森記念財団 世界の都市ランキング 東京が初の2位に 大阪も万博効果で急浮上
住宅新報 2025年12月23日 号 4面

森記念財団・都市戦略研究所(竹中平蔵所長)が12月17日に発表した「世界の都市総合力ランキング2025」によると、1位は前回同様「ロンドン」だったが、前回3位だった「東京」が「ニューヨーク」を抜いて初めて2位にランクインした。観光地の充実度や外国人訪問者数の増加などがスコアを押し上げた。大阪も万博効果で18位(前回35位)へと急浮上。また、今回は都市のスタートアップ育成環境に着目したランキングも初めて実施した。
同調査は、世界48都市を対象に6分野(経済、研究・開発、文化・交流、居住、環境、交通・アクセス)に分けて評価し、総合力で順位を付けた。今回で18回目。
東京は今回、「経済」のスコアをやや落としたものの、「文化・交流」「居住」の2分野が前年に続き、大きく評価を上げた。「文化・交流」ではパリを抜いて2位になった。観光地の充実度や外国人訪問者数やナイトライフの充実度が評価された。観光スポットの数だけでなくその満足度も評価に加わったことが寄与した。「居住」分野では、飲食店の多さや働き方の柔軟性の評価が高まった。世界的なインフレ下での地域格差の中で、物価水準の低さが相対的に順位を上げ、初の1位となった。
大阪は前回の35位から今回18位への大幅にランクアップした。6分野全てにおいてスコアを上げたが、特に外国人訪問者数やナイトライフ充実度、食事の魅力、買い物の魅力といった「文化・交流」分野で大きな伸びを見せた。

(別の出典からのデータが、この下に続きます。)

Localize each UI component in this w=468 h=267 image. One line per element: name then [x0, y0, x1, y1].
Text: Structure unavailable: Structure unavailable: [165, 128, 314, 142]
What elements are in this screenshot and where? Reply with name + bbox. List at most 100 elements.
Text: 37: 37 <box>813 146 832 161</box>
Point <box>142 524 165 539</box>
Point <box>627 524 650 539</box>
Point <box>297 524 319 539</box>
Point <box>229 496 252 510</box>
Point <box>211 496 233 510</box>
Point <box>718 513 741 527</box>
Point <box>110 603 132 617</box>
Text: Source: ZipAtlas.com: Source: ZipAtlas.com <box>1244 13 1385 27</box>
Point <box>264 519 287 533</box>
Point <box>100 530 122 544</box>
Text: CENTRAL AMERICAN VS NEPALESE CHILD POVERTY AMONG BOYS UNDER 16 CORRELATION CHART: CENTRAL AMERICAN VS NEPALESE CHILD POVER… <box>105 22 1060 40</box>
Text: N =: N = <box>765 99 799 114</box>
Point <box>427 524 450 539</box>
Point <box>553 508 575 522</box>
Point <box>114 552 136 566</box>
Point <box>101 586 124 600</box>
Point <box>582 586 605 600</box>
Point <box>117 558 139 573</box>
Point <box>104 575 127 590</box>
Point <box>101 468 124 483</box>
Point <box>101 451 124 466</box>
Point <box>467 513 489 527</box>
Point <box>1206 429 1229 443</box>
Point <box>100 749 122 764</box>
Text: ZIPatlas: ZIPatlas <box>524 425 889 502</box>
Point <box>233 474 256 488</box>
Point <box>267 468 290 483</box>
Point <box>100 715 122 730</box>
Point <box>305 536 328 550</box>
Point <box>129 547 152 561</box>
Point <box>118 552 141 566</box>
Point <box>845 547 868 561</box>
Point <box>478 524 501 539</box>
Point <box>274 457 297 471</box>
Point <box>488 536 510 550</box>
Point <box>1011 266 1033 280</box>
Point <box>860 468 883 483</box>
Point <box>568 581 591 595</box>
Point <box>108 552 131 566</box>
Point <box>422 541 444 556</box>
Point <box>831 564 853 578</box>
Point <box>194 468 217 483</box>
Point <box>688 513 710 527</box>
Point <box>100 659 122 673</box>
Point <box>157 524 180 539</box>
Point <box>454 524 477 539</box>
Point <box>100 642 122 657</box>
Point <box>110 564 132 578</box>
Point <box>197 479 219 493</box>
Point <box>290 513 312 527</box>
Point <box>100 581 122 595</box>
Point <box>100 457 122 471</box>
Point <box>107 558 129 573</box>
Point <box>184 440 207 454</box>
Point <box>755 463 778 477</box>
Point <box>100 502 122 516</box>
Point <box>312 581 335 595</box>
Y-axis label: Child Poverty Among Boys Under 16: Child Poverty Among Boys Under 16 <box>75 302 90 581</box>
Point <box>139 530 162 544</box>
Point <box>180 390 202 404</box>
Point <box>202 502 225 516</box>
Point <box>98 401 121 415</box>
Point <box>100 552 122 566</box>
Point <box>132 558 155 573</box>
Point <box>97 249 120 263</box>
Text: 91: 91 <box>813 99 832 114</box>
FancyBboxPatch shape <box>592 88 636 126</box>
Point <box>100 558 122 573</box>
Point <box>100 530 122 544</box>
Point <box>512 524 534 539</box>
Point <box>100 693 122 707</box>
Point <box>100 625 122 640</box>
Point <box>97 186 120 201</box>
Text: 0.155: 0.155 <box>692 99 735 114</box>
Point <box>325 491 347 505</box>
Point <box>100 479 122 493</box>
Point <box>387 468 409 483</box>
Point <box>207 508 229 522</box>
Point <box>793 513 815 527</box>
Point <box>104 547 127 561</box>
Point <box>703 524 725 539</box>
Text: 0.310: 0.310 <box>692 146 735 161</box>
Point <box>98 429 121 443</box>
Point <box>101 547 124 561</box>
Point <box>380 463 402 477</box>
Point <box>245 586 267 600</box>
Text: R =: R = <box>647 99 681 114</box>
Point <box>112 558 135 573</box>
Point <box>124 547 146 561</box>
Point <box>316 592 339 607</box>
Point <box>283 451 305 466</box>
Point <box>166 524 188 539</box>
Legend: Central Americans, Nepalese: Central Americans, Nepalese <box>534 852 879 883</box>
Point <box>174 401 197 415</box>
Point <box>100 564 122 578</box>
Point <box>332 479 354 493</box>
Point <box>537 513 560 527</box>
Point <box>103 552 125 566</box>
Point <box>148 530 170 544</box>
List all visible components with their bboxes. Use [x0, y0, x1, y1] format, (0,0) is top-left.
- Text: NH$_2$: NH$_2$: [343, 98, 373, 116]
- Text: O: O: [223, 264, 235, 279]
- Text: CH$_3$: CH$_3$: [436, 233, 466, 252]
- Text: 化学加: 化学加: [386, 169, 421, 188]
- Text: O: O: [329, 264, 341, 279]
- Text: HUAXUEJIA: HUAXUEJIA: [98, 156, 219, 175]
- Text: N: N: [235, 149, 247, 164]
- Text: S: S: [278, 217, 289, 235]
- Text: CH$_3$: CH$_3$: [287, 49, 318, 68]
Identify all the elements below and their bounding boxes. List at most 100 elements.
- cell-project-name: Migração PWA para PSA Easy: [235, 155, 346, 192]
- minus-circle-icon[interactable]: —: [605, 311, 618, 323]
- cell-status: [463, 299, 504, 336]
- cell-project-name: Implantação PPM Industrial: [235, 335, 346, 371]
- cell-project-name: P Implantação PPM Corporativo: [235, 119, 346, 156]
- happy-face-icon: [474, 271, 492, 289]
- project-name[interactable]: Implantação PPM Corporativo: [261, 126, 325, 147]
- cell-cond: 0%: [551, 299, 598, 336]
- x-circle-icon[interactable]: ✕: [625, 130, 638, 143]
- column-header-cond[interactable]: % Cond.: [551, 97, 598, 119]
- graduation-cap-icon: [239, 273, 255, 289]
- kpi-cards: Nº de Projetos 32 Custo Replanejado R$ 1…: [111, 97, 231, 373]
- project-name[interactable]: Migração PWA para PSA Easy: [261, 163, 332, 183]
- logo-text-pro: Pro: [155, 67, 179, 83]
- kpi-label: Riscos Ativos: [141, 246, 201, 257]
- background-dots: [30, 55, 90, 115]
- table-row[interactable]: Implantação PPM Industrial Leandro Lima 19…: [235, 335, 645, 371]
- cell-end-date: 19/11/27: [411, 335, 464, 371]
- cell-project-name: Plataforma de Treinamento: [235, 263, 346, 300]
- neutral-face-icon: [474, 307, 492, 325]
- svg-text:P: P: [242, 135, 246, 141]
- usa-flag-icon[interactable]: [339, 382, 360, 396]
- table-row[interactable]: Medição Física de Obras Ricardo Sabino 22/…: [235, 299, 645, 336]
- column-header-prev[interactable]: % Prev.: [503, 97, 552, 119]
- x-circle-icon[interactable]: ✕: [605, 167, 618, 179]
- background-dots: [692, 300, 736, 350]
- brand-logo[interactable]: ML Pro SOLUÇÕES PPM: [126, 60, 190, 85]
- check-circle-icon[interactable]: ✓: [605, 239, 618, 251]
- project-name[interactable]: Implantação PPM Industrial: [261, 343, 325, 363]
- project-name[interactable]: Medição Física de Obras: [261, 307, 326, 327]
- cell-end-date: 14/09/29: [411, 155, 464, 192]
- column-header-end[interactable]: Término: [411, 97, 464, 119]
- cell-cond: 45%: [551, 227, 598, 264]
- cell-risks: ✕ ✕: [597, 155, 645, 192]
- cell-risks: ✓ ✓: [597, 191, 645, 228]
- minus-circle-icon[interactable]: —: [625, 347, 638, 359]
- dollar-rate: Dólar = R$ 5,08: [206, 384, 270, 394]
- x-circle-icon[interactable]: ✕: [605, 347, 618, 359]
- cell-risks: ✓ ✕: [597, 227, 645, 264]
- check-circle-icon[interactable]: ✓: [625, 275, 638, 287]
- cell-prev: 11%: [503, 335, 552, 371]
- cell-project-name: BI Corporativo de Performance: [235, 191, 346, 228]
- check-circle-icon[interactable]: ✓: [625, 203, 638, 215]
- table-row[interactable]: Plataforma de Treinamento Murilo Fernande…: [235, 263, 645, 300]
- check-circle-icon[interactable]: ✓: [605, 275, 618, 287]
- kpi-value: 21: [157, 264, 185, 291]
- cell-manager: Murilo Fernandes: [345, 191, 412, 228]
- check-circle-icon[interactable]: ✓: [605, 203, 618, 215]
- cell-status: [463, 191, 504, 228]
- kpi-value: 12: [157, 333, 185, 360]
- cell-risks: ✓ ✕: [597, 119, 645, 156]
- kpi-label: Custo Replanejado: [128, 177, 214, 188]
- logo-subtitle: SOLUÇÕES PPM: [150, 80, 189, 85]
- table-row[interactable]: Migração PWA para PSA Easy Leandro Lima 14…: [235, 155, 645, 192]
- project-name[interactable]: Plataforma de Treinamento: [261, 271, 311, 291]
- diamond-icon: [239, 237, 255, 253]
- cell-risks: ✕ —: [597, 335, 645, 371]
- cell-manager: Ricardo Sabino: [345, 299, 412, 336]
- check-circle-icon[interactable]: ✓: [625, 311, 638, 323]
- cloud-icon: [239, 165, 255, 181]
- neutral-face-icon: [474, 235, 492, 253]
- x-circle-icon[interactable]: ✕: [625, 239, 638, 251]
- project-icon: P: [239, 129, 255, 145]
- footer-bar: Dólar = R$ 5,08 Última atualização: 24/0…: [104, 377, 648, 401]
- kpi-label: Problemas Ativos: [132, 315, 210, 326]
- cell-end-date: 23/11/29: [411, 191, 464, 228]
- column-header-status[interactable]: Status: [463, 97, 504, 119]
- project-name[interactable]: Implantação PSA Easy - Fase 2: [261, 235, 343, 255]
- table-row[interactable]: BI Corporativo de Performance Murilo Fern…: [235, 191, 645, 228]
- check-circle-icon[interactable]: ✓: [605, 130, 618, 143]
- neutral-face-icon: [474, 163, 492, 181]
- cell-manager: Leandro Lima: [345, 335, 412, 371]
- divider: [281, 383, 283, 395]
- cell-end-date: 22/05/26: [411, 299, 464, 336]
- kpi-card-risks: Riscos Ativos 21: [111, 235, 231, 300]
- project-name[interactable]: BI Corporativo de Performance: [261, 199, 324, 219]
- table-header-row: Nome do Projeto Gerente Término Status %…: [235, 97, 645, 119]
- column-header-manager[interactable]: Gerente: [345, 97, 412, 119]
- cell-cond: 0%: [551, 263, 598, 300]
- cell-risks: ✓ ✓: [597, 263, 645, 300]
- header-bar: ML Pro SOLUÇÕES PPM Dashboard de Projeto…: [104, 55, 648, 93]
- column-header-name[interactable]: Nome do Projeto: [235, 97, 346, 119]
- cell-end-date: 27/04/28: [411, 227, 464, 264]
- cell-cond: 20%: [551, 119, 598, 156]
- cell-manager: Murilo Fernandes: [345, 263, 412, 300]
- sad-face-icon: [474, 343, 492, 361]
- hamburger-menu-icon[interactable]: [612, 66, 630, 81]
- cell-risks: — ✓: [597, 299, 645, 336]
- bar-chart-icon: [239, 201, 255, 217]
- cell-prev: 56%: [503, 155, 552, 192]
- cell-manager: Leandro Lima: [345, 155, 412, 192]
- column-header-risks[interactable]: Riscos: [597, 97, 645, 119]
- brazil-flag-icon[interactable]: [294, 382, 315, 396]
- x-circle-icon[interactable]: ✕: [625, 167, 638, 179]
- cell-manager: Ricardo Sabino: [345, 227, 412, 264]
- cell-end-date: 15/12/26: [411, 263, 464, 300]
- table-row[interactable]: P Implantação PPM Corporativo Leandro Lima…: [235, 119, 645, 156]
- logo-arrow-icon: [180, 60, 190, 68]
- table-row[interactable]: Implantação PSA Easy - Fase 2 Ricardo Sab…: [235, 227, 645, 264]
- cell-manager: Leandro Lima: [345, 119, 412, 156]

今回のランキング調査時点は万博開催前だったが、世界から注目を集めて人も動き始めていたという。森記念財団理事で同ランキング実行委員のメンバーである市川宏雄氏は、「万博の余韻が残る来年も高い評価になると思う。ただ、それを維持できるかは、大阪の政策にかかっている」と述べた。
また今回、「世界の都市総合力ランキング スタートアップ・エコシステム」を初めて実施し、スタートアップ創出の土壌の視点でも、各都市の特徴を明らかにした。それによると、1位がシリコンバレーで、2位のニューヨークに1.5倍以上のスコア差をつけて圧倒的な強さを見せた。3位はロンドン、4位以降は、ボストン、パリ、シンガポール、ベルリン、ロサンゼルス、東京、シカゴとなり、上位10都市のうち5都市をアメリカの都市が占めた。